Y ahí quería ir yo a parar: a uno de esos detalles que se ven a la segunda o al tercera. La aparición casi al sesgo de los abuelos en una comida junto a los ya jóvenes esposos y sus preciosos niños. Es curioso que los padres no tengan su sitio en el vídeo –como apenas lo tienen en la vida– cuando los jóvenes renuncian a formar una familia. El vídeo sabe subrayar sutilmente que, cuando llegan los niños, vuelven los abuelos. Y este artículo quiere encararse con esta paradoja; más para celebrarla que para explicarla.
La lógica nos podría empujar a pensar lo contrario. Si solos, los solteros podrían recurrir más a sus padres que son, a fin de cuentas, el refugio de amor incondicional al que no han renunciado (porque es irrenunciable). Pero no. Nuestros hijos nos acercan a nuestros padres.
La primera explicación es material. De ordinaria administración: los nuevos padres requieren el consejo, la ayuda, la asistencia de sus padres, que echarán mano de la experiencia para echar una mano con los nietos.
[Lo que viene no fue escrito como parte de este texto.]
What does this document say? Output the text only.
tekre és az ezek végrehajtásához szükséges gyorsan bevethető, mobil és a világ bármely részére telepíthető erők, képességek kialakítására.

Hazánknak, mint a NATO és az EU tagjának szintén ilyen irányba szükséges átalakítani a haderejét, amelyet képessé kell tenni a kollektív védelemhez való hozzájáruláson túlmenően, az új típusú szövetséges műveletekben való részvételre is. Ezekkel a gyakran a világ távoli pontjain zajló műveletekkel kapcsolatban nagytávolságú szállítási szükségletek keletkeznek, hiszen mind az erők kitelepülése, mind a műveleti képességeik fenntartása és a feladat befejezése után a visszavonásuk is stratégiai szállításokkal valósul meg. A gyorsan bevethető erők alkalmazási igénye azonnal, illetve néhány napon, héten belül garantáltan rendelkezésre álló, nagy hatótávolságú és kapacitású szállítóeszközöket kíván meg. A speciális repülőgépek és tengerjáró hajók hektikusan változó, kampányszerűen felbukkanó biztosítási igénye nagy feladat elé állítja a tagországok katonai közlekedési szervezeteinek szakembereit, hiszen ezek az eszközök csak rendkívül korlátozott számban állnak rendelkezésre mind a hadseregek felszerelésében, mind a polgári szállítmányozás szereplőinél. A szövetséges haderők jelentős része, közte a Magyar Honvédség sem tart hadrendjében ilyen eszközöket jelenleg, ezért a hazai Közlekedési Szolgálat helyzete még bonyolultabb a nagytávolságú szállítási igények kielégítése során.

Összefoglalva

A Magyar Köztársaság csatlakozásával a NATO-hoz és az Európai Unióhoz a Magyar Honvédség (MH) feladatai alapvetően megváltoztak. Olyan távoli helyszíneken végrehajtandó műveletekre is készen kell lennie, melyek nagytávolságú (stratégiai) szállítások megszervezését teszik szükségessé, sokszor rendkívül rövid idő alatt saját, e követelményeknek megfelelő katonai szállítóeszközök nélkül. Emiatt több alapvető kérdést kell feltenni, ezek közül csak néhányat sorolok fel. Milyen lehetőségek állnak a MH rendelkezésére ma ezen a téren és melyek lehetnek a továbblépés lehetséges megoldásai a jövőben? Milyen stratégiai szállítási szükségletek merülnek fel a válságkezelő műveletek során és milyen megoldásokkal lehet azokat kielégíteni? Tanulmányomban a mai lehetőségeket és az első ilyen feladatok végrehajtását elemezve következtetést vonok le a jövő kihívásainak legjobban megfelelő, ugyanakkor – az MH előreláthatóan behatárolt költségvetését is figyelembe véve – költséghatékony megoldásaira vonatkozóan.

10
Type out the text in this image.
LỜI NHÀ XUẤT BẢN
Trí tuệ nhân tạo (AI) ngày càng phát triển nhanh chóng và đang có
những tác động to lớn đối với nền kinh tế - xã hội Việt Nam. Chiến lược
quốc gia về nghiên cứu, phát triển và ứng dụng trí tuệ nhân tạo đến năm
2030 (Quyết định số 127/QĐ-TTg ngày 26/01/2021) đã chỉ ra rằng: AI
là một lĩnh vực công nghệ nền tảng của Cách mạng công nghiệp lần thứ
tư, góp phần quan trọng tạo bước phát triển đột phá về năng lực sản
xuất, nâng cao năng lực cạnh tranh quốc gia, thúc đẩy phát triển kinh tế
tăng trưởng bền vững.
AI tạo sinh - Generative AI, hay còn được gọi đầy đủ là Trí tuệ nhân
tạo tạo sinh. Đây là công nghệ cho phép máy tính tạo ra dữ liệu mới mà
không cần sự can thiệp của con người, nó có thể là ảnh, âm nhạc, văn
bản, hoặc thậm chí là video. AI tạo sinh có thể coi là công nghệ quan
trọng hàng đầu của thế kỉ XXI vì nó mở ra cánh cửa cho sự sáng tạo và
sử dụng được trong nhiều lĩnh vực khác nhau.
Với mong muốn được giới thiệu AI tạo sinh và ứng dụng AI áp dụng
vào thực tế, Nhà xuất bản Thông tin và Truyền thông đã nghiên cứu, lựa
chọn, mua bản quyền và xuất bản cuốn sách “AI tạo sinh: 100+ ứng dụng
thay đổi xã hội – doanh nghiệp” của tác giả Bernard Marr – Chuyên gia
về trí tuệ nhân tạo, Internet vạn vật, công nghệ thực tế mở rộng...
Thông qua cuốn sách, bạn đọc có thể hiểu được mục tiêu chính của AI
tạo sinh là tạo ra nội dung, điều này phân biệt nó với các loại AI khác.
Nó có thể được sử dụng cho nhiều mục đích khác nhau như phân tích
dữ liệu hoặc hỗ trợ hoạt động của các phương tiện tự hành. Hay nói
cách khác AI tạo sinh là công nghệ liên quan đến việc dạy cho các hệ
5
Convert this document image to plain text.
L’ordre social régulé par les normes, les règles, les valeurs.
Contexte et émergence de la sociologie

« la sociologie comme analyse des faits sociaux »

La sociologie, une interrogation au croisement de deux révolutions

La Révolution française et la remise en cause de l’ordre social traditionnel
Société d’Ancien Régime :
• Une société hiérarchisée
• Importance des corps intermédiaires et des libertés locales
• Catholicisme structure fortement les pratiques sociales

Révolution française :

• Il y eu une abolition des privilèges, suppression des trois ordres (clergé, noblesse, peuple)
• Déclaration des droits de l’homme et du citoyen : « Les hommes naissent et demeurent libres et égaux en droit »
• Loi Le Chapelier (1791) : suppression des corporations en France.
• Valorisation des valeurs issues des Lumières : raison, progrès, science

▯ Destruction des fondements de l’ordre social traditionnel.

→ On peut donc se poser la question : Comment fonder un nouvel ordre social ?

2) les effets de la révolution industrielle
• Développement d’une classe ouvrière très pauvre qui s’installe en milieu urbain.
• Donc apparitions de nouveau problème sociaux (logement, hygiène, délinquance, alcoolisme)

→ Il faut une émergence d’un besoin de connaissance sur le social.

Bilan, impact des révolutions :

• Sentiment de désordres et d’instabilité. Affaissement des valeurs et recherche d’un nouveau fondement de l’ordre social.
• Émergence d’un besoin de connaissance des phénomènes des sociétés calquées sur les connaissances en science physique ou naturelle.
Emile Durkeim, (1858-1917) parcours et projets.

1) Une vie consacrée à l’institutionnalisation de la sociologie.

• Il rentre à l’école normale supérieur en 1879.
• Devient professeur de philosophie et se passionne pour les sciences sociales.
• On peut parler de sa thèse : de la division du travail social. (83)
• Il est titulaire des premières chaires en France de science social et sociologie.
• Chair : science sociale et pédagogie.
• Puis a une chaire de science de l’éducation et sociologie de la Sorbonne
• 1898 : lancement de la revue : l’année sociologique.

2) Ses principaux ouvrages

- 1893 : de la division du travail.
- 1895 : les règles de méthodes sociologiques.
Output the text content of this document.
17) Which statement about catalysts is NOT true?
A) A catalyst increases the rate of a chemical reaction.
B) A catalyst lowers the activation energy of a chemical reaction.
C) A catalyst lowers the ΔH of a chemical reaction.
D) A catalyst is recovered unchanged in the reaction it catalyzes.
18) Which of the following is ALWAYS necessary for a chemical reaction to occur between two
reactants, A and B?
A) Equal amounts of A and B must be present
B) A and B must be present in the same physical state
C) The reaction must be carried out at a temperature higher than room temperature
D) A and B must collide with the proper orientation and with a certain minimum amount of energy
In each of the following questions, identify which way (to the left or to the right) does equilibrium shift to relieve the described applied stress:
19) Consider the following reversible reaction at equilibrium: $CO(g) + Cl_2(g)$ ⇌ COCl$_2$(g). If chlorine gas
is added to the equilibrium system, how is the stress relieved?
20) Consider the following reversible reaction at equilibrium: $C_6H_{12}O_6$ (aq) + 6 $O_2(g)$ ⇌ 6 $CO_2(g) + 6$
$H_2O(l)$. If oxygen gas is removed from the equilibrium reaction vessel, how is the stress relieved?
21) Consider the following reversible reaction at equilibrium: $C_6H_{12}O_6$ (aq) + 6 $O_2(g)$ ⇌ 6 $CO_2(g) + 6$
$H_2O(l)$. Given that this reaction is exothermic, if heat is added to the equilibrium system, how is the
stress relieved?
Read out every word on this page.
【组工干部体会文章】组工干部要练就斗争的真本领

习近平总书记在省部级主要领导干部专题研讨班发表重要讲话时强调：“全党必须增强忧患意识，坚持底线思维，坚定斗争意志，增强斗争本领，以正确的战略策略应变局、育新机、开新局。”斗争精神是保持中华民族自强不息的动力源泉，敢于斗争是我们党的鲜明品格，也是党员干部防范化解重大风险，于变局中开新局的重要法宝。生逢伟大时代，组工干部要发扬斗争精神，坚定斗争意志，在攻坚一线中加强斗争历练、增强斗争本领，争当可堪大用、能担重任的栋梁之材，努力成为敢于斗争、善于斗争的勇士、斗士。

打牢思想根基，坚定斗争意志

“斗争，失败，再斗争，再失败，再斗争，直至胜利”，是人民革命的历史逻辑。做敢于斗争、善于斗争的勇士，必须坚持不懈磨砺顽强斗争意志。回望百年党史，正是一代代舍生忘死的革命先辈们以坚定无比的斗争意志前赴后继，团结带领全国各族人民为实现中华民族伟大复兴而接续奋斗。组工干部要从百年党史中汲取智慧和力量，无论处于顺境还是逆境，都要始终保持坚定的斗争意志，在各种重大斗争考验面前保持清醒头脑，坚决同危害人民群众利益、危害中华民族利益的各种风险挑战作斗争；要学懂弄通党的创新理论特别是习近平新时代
Si se les da su sitio, lo harán felices. Es ley de vida.
En segundo lugar, sobreviene un fenómeno más profundo. Cuando somos padres, gracias a nuestros hijos, entendemos mucho mejor a nuestros padres. Mi madre decía, cuando nos castigaba e incluso cuando nos daba un merecido sopapo: «Más me duele a mí». A nosotros nos hacía mucha gracia, pensando que era un golpe de cinismo, encima. Cuarenta años después hemos descubierto que era una verdad como un templo. Y así con todo. Cuando tuvo su hijo, Javier Salvago escribió a su padre el poema «Padres e hijos» que arranca desde este exacto punto: «Ahora sí te comprendo./ Ahora ya estoy jugando/ en tu terreno».
La razón última roza el misterio y es la más importante. Sólo se entiende el pasado cuando el presente se abre al futuro. Y viceversa: sólo se abre al futuro quien arranca del pasado. Una frase de T. S. Eliot lo clava: «Tenemos que ser modernos para defender el pasado y creativos para defender la tradición».
Pasa en todo: cuando contemplamos el arte, descubrimos la belleza de la vida cotidiana. Cuando uno escribe, es cuando mejor lee. Lo tengo comprobado. Cuando uno piensa, está mucho más activamente interesado en lo que otros pensaron, en lo que piensan los coetáneos y en lo que pensarán los que vengan.
Cuando uno ama, el amor se expande. Uno se entrega y, misteriosamente, se posee como nunca había imaginado su egoísmo. El desamor estanca. La vida es un río y las aguas muertas están ídem. Traemos hijos al mundo y ellos nos traen el mundo de vuelta a casa. Nos volvemos entonces a nuestros padres y los vemos, como nuevos en el recuerdo, ahora y en el futuro, mejor que nunca.